Di Moreno
Il capitalismo è una società d’individui atomizzati, che prosperano e si sviluppano in un contesto di perenne conflittualità.
Il capitale disgrega ogni ethos collettivo, riproducendo continuamente l’individuo civile della società capitalistica: il soggetto piccolo-borghese, gretto, egoista, arrivista, approfittatore. Il capitale è un leviatano che spezza ogni legame collettivo e sovverte ogni aspetto della vita, generando un mondo rovesciato e alienato. Laddove nelle società primitive lo scambio era prima di tutto un rapporto fra uomini, finalizzato alla riproduzione continua di una determinata comunità e dei legami costruiti fra i soggetti di questo collettivo, nella società borghese ogni scambio diviene un rapporto fra cose, un rapporto completamente alienato. Il lavoro diviene merce e l’uomo stesso in quanto homo faber, in quanto trasformatore cosciente della realtà, è alienato dalla sua esistenza di uomo, perde il suo carattere di soggetto umano.
Parte fondamentale di questo processo di estraniazione che separa l’uomo dalla sua esistenza come soggetto cosciente di una comunità di uomini è proprio lo sradicamento dell’identità, di quel sentimento collettivo in assenza del quale l’uomo non è altro che un soggetto individualizzato, privo di riferimenti sicuri, mosso da interessi limitati e prettamente egoistici, incapace sostanzialmente di dare un senso alla propria esistenza. Il collettivo si è sempre costituito intorno a tre fondamentali elementi: la religione, la tradizione e l’ideologia. Ognuno di questi elementi contribuisce alla formazione di una comunità con interessi, fini e valori comuni, una comunità in cui gli uomini possono entrare tra loro in rapporti tra soggetti che essi riconoscono come propri simili, come compagni accomunati da un’uguaglianza di regole e princìpi.
Questo comune sentire può presentarsi dunque tanto come rapporto concreto (comunanza di lingua, costumi, tradizioni, gestualità, vizi e virtù) quanto come rapporto alienato (la proiezione metafisica del mondo materiale data dalla religione, sostanzialmente la riproposizione delle peculiarità materiali di una determinata società in forma oggettivata: dalla credenza comune in questo mondo fantastico derivano poi tutta una comunanza di riti, credenze, regolamenti, i quali contribuiscono ad inserire un soggetto in una comunità, la comunità dei fedeli).
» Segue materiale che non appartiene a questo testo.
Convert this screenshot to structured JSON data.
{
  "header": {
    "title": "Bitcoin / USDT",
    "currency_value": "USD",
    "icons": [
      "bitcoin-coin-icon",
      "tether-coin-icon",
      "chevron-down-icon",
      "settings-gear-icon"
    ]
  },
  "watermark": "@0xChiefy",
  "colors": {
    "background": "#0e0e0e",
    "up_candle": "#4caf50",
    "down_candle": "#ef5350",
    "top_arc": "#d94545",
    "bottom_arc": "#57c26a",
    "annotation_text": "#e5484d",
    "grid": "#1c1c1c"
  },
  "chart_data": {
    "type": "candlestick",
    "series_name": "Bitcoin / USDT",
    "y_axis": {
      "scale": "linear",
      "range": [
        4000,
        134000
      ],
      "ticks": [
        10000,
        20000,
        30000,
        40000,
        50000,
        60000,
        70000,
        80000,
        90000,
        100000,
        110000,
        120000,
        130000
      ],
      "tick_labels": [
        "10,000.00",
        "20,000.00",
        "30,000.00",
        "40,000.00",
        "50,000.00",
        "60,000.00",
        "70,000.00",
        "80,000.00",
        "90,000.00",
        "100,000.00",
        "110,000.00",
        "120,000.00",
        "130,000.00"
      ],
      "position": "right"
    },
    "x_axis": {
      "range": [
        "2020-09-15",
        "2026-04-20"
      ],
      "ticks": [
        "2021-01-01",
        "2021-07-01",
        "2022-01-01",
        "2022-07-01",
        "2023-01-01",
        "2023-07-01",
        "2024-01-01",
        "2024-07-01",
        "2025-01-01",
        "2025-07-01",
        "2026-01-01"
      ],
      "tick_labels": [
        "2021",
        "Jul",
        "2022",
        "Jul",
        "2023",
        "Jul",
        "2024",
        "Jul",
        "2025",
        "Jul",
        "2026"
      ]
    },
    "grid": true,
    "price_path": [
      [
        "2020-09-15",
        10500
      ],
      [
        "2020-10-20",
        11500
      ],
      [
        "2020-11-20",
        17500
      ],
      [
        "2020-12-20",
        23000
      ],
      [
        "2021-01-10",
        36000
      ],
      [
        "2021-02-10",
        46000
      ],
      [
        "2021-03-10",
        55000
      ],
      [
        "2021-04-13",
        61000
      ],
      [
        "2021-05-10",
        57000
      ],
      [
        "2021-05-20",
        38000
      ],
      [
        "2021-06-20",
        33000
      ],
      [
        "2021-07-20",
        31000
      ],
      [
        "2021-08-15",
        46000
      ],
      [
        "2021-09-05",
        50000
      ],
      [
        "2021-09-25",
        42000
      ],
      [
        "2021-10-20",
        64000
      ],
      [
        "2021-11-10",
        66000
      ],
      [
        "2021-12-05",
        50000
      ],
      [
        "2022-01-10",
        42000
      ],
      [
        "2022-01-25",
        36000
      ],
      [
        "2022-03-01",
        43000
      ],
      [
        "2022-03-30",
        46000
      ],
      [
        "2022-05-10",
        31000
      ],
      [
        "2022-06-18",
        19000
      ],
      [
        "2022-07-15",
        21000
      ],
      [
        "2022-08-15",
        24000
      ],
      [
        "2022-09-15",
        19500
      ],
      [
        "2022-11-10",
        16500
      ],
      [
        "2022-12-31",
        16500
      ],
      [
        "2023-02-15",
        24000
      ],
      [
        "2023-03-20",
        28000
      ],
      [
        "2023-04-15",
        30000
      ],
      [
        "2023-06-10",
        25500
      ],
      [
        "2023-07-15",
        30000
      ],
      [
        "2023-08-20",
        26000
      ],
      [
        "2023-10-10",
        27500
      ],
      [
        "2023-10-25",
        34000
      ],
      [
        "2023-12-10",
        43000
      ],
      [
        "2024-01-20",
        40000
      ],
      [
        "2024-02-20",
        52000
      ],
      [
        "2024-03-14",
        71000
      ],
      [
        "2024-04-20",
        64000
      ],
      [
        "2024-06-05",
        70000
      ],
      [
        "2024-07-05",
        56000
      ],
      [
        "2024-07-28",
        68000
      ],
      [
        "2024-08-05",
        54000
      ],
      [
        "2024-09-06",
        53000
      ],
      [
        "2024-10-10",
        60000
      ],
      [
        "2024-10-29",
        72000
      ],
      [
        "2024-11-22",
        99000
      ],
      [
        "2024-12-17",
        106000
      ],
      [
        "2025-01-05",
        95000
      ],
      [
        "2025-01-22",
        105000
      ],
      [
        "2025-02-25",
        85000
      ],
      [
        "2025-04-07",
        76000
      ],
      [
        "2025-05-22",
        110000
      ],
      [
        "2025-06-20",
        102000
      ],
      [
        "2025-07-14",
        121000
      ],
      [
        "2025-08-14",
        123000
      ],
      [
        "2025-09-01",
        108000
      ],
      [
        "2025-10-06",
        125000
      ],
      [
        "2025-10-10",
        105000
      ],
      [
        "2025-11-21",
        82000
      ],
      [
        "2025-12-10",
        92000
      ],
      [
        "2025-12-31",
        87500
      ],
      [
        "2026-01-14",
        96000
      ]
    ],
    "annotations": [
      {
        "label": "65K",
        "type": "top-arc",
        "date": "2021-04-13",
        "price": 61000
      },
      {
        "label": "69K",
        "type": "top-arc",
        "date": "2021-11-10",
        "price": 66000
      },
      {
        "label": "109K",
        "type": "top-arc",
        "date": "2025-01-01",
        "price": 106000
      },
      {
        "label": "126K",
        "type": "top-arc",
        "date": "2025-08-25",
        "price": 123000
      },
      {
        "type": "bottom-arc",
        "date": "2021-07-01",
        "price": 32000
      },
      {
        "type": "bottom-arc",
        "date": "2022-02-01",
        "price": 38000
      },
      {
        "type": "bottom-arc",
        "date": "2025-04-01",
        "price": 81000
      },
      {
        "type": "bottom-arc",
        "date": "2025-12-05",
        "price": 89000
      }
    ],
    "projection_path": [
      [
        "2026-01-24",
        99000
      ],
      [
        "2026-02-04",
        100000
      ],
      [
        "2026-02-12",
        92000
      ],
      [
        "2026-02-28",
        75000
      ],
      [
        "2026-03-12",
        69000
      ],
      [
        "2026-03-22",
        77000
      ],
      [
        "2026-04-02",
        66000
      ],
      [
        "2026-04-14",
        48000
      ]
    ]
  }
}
Il XX secolo ci ha dimostrato che la religione, nella sua funzione di formazione di un’identità condivisa, può essere facilmente sostituita dall’ideologia; eppure, l’ideologia non è capace da sé di risolvere pienamente la contraddizione insita in una società d’individui atomizzati, di riformare quel legame che si può costruire solo tramite la riscoperta di un legame umano storico-culturale particolare. Il socialismo è crollato poiché incapace di costruire una vera identità collettiva, mentre è sopravvissuto in forma più o meno corrotta nei paesi nel quale è riuscito a coniugarsi con un’identità ben salda.
Il socialimperialismo di Mosca fu un peso insostenibile per il proletariato dell’est Europa e delle minoranze nazionali dell’Unione Sovietica. Il socialismo imposto dall’URSS non era sentito come una volontà cosciente delle masse popolari, bensì come soggezione agli interessi della Russia sovietica. Il fatto che la rivoluzione in paesi come la Cina, la Corea o Cuba sia ancora oggi ricordata come attività cosciente del popolo cinese, coreano e cubano ha influito non poco sulla capacità degli ideali socialisti di penetrare nella coscienza della masse popolari.
La classe proletaria ha interessi comuni internazionali, e la fratellanza di classe è il presupposto necessario per la vittoria mondiale del socialismo, ma laddove l’amore per il fratello, il vicino, viene brutalmente negato in favore di un amore inconsistente per il “prossimo”, un soggetto con il quale non siamo capaci di relazionarci concretamente, allora l’intera struttura sul quale si basa questo rapporto è destinata a restare fragile e inconsistente. La riscoperta delle identità è all’antipode rispetto all’odio per il diverso, proprio perché è la saldezza delle radici a garantire l’impossibilità dello sradicamento. Il soggetto fragile, incapace di dare una forma alla propria identità, teme che l’altro possa in qualsiasi momento spezzare quei legami così caduchi che lo legano ad un determinato sentire collettivo.
Al contrario, il sentirsi parte di una comunità determinata, capace di dare un senso alla mia esistenza e di concretizzare la mia essenza di uomo è il presupposto fondamentale per riconoscere e apprezzare l’identità altrui, per un vero internazionalismo proletario, fondato non sulla negazione delle identità etnico-nazionali particolari, bensì sull’uguaglianza e il mutuo rispetto tra libere e sovrane nazioni.